Sign alimony reform, pave way for shared parenting

By Troy Matson
Posted April 7, 2016

Gov. Rick Scott holds the power to vastly improve the lives of millions of Florida's children at no cost to taxpayers by signing Senate Bill 668 into law. This bill, which also makes needed reforms to alimony in the age of the two-earner couple, better allows children of divorce to receive what they want and need — equal time with both parents. A large and growing body of research validates their wishes, and I strongly urge our governor to waste no time in signing SB 668, recently passed by the Florida Legislature.

The bill allows mothers and fathers an equal starting point in the time-sharing discussion when first walking into Florida's divorce courtrooms. Specifically, the bill holds that approximately equal time with each parent is in the best interest of children when parents divorce. Assuming the parents haven't already agreed on an alternative arrangement, it also requires judges to produce written findings of fact to justify a parenting plan that does not require close to equal time between parents. This is a reasonable and necessary move that will encourage all judges to follow the overwhelming research on what's best for kids.

It is now generally recognized that children do best in a stable two-parent home. Their happiness, school performance, and psychosocial development suffer in any other arrangement. But when they have large amounts of parenting time with both parents after divorce, their paths in life are extremely close to those of children in two-parent homes.

In contrast, if you ask a social worker on the street what kind of homes the teenage shooters, dropouts, drug users and gang members come from, the answer is largely single-parent homes. Federal statistics confirm this. Shared parenting offers a solution, and it is free to the taxpayer.

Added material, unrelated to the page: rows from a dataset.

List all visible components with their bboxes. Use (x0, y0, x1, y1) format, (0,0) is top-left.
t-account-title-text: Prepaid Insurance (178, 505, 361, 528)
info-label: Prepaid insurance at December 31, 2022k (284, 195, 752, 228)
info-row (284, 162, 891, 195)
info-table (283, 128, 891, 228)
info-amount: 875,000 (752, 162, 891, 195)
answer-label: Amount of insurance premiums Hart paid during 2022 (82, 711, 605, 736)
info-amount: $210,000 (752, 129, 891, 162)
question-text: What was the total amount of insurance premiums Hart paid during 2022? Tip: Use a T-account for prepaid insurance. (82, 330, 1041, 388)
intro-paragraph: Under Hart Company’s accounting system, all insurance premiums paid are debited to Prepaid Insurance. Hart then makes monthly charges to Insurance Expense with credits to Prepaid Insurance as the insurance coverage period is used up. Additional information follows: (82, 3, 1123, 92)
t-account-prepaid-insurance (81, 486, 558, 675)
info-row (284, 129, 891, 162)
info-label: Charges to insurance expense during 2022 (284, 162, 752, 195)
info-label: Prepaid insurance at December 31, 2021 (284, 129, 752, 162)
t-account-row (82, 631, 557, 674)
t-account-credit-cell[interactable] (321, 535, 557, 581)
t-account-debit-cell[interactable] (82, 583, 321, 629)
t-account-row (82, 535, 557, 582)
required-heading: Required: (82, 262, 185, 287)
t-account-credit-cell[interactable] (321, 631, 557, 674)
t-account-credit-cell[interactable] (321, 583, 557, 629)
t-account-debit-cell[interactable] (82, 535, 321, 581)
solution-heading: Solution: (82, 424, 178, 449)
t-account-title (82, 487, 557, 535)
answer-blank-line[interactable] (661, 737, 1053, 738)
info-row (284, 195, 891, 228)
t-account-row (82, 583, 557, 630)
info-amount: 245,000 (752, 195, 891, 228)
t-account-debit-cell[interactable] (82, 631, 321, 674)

Passage of the legislation would bring a major change, considering shared parenting occurs less than 20 percent of the time after divorce, according to the U.S. Census Bureau. While shared parenting may still not be the norm, it is becoming more popular. A growing number of states have shared parenting on the books, and at least three states have passed reforms supportive of shared parenting in the past two years. Multiple states considered or are considering similar bills this year.

Troy Matson is chair of the National Parents Organization of Florida.There are also benefits to the adults, both men and women. Lifelong bitterness growing out of desperate custody battles disappears. Tens of thousands of dollars in legal expenses are saved, which can better be used to the benefit of the children the legal system is supposed to look out for. Both parents can pursue demanding careers, meaning that women's gap in pay can be decreased. Additionally, shared parenting is a pure expression of gender equality.

Critics of shared parenting in Florida fear it would restrict judges to the confines of 50-50 time and require a court to ignore a particular family's situation. That is simply not the case. Judicial discretion would remain as judges would still consider up to 20 factors in determining if moving away from 50-50 is in a child's best interest. A judge could — and should — decide against awarding equal time if a parent is truly unfit or if a parent is dangerous. This bill simply makes equity the starting point in the time-sharing discussion.

The fact is the evidence in favor of shared parenting continues to mount. As just one example, in May of 2015, the Journal of Epidemiology & Community Health published a 150,000-person study titled, "Fifty moves a year: Is there an association between joint physical custody and psychosomatic problems in children?" The study concluded shared parenting after divorce or separation is in the best interest of children's health because the arrangement lowers their stress levels.

Also, shared parenting has recently received high-profile endorsements from the Catholic Church, the 2015 International Conference on Shared Parenting, and the Council of Europe.

SB 668 is a winner for children, mothers, and fathers. Florida has the chance to be a national leader in the effort to bring equity and fairness to family law and put the best interests of children first. Please join me in urging Scott to sign this bill so that more Florida families can survive as well as thrive after divorce.